La primera es que el gobierno siempre había proclamado, y volvió a ratificar en el Presupuesto, que, dada nuestra salud económica, tal medida no sería necesaria. Pese a que ya por entonces no era difícil suponer que las circunstancias externas no ayudarían a despejar dificultades de orden claramente estructural. Dilma Rousseff podía no caer, pero era obvio que la economía brasileña no por ello se iba a reponer; tampoco estaba claro qué sucedería en la Argentina. Tampoco nada permitía presagiar que los precios de los commodities fueran a subir a corto plazo, que el déficit presupuestal del país pudiera súbitamente disminuir, que aumentara la ocupación o Venezuela importara nuestros excedentes. El conjunto de los economistas advirtieron que el crecimiento futuro, tal como se proyectaba, no coincidía con la realidad. No obstante, el ministro de Economía y su equipo, insistió en su predicción. Ilusionó a la población y perdió la oportunidad de ajustar en ese momento, con el resultado que hoy el déficit alcanza al 4% del producto.

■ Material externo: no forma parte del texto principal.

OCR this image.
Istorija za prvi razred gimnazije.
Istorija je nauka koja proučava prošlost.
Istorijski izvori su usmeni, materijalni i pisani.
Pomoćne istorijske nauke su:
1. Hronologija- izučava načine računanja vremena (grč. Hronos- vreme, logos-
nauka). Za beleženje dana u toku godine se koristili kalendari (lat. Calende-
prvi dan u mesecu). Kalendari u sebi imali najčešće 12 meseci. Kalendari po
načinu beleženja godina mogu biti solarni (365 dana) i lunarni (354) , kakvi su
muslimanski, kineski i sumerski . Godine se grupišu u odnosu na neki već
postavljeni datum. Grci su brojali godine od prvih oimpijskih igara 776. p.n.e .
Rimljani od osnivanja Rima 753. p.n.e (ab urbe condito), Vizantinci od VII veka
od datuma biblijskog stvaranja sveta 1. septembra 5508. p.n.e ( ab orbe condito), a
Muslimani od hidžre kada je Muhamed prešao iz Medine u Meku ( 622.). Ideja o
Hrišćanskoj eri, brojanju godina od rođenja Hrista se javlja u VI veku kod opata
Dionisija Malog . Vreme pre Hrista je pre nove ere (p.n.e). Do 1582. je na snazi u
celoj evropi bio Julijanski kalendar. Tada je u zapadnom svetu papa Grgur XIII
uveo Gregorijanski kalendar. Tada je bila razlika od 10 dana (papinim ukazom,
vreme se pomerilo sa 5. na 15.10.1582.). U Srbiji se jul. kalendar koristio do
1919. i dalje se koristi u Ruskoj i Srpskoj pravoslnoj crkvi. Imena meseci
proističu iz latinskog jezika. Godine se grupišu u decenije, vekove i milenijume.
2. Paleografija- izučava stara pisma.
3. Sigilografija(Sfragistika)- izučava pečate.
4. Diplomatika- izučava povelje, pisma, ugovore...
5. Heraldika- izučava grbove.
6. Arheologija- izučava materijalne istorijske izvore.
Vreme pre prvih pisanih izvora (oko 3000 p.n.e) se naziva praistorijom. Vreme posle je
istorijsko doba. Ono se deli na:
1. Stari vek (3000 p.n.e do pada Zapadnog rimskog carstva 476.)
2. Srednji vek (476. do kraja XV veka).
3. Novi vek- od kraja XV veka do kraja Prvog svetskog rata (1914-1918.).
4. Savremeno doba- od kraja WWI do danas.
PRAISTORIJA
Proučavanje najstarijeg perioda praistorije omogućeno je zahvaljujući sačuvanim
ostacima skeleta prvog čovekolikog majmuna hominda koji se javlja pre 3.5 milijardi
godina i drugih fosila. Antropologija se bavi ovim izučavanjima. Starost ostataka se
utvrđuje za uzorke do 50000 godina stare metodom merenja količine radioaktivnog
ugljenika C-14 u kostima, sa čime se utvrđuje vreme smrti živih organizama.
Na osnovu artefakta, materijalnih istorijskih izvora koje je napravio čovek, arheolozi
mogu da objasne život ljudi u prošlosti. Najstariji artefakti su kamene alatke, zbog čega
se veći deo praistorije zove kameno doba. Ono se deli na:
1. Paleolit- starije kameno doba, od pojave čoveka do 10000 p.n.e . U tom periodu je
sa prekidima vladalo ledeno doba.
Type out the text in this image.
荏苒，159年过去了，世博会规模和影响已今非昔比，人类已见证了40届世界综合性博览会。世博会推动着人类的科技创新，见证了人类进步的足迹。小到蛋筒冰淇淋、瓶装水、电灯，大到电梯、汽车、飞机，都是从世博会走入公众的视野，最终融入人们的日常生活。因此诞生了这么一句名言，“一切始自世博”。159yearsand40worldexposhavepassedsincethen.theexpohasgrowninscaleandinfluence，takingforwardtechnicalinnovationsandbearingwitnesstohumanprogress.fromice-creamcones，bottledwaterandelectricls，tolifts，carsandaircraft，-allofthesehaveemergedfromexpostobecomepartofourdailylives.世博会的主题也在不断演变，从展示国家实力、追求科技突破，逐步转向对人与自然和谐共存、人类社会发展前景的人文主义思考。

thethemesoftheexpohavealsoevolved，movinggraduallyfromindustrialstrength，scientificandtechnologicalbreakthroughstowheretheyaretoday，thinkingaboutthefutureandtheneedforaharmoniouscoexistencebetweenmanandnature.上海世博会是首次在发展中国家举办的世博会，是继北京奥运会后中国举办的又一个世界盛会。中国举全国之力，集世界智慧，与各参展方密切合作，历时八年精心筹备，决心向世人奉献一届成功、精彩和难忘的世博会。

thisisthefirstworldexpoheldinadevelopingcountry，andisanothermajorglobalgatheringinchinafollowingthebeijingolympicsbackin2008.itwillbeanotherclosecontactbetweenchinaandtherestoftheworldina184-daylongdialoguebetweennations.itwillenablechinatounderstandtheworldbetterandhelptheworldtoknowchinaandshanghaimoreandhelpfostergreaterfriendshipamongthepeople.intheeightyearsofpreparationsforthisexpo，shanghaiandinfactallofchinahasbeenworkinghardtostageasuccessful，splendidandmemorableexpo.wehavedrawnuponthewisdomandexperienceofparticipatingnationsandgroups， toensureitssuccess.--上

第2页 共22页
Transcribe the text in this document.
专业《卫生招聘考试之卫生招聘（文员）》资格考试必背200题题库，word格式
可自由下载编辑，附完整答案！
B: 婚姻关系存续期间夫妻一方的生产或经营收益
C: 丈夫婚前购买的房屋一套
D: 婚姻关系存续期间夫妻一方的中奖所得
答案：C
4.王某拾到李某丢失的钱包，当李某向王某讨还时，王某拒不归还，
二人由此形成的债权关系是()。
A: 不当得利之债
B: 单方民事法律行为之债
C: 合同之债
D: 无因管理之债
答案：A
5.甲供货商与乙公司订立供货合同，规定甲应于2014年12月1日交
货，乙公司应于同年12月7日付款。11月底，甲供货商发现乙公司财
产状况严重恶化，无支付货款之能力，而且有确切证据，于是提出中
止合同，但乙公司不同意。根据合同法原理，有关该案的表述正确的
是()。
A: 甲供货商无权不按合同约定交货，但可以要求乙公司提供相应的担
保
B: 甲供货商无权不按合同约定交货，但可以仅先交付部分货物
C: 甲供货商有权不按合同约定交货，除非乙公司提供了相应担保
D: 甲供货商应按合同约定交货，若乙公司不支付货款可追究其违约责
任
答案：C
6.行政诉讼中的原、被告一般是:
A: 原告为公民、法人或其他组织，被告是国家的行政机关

Pero no con eso terminaron sus errores, que desde entonces se repitieron sin interrupción. Quizás porque varios años de contextos favorable le hicieron creer que estaba inoculado para siempre frente a la adversidad y que, aunque costara, debía defender el impresentable legado mujiquista. Al fin y al cabo, también suyo. Martín Aguirre recordaba desde estas mismas páginas, que quien informó sobre lo proyectado fue nada menos que el inefable Raúl Sendic, de lejos el menos indicado para ello. La medida tampoco autorizaba al presidente y al ministro de Economía a subestimar a la población, alegando que por más que aumentaban las tasas, honraban su promesa de no crear nuevos impuestos. Una justificación para niños chicos y tontos.

Todas estas son torpezas, algunas arrogantes, pero no explican el pasaje de una década en la que crecíamos a tasas chinas, a la súbita necesidad de aplicar, como un rayo en día soleado, un gravamen por encima del promedio mundial. Un impuesto en versión despiadada, que al solo autorizar deducciones escasas y prefijadas (no reales), que incluso ahora se disminuyen, suponen un gravamen terriblemente injusto. Todo para recaudar quinientos millones de dólares por año, el 1% del producto. Una suma menor, no a lo gastado por Ancap, sino a la diferencia entre lo por ella estimado y los cientos de millones que realmente invirtió. ¿Cómo entonces, no sospechar imprevisión y despilfarro?